How farmer professionalism can build resilience in uncertain times
SCOPEinsight’s tools and systems allow market players to measure and advance farmer professionalism in a data-driven way. Over the past 11 years, this has helped our clients such as Shelter for Life link agribusinesses to markets and finance. The following story highlights the importance of professionalism in helping producers’ resilience to externalities and market shocks.
Contradiction in Market Share vs. Livelihoods in The Cashew Sector
While not indigenous to the region, West Africa has become a significant supplier of cashew commodities globally. Despite having a 45% share of the international market, there are significant challenges in the supply chain. Harvest yields fall short of their potential and produce often fails to meet international buyers’ quality standards. Consequently, cashew farmers struggle to make a livelihood and cannot access the finance needed to rehabilitate and renovate aging orchards. Furthermore, there is a huge missed employment opportunity as more than 90 percent of jobs in the cashew processing industry are located outside West Africa[1].
Harnessing Sector Potential Through Evidence-Based Approaches
To augment the cashew sector’s production and marketing capacity in West Africa, the United States Department of Agriculture (USDA), with Shelter For Life International (SFL) as the lead implementing agency, initiated a project entitled Linking Infrastructure, Finance, and Farms To Cashew (LIFFT-Cashew). This program addresses the sector’s challenges by developing value chain linkages necessary to support an integrated regional trade network for the cashew value chain and enhancing the production, processing, and trade of cashews in local and international markets.
Central to Shelter for Life’s approach is to strengthen local processors, like SODAM in Senegal, professional capacity. Also, the project also strengthens farmer cooperatives and associations to professionalize so that their quality and production are optimized. Furthermore, the project links these organizations to international buyers, commercial buyers, and financial institutions. The process to achieve this goal was for the project to first assess these organizations’ level of professionalism (using SCOPEinsight’s assessments) and, from this, identify their weaknesses and implement targeted technical assistance.

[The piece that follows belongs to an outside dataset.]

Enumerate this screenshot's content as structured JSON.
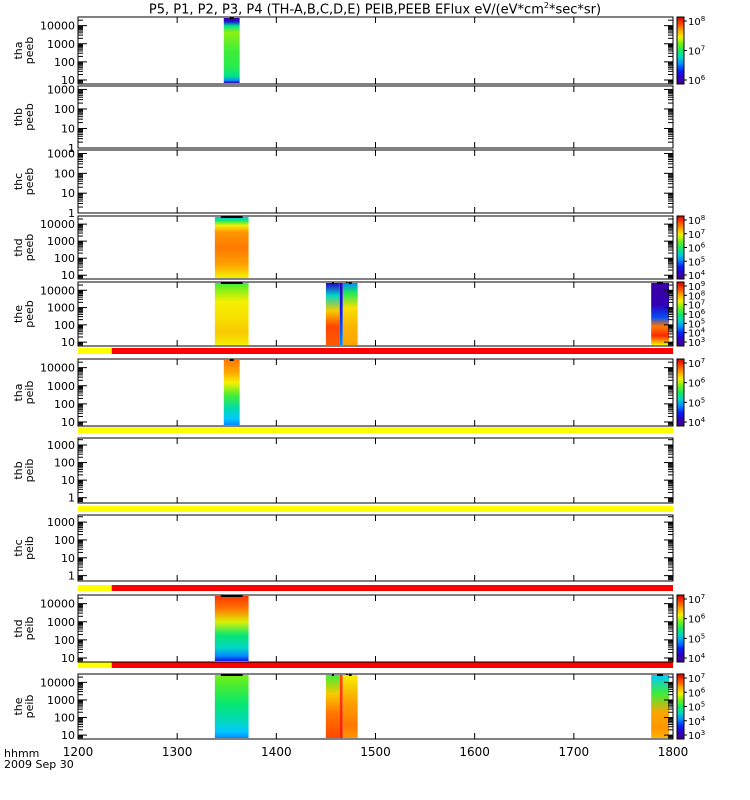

COVID-19 and the Cashew Sector
However, in 2020, the cashew sector took a hit as the COVID-19 pandemic disrupted the market. Alongside a price slide (which was already happening in the market), processing slowed in Asia, and border closures in March halted travel from major buyers in Vietnam and India.

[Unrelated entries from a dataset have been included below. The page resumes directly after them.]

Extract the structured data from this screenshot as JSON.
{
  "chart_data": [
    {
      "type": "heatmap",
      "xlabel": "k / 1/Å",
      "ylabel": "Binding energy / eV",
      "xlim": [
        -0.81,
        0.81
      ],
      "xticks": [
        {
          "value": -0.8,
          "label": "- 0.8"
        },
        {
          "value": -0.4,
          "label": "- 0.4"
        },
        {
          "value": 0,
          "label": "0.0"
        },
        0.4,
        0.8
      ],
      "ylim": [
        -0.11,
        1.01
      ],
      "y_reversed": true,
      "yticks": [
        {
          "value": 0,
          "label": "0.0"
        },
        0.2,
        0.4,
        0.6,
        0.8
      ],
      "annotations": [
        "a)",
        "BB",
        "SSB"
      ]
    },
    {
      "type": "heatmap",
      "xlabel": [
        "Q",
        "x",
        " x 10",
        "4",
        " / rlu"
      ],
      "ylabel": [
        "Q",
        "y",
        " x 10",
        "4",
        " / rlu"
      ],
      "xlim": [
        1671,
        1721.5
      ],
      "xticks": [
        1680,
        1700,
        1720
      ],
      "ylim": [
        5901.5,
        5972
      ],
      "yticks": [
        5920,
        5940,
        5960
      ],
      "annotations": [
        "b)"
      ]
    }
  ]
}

Nevertheless, the project’s market linkages with contracts secured with buyers in France, Canada, and Dubai have helped offset some of the market shocks.
“What seemed like a dream two years ago, now we export our products to Morocco, Turkey, France, Canada, and the United Arab Emirates in addition to the Senegalese market.”
Mussab Elhadi, Operations Director and Managing Partner at SODAM
Additionally, the project quickly responded by piloting and implementing SCOPEinsight’s remote assessments. By the end of the summer, the project had completed assessments and used the actionable data from the assessments to devise an effective training program.
A Bright Future
Undoubtedly, the groundwork that the project laid by strengthening SODAM’s capacity to export to international buyers helped shoulder some of the shocks to the West African cashew market. We can also be hopeful that their work in professionalizing farmer cooperatives will result in higher yields and quality – which will further strengthen the market’s resilience. As Tiburce Manga, Market Access Coordinator for the LIFFT-Cashew Project in Senegal, optimistically states, “We are hoping for small improvements in 2021 to achieve bigger results in the next two to three years”.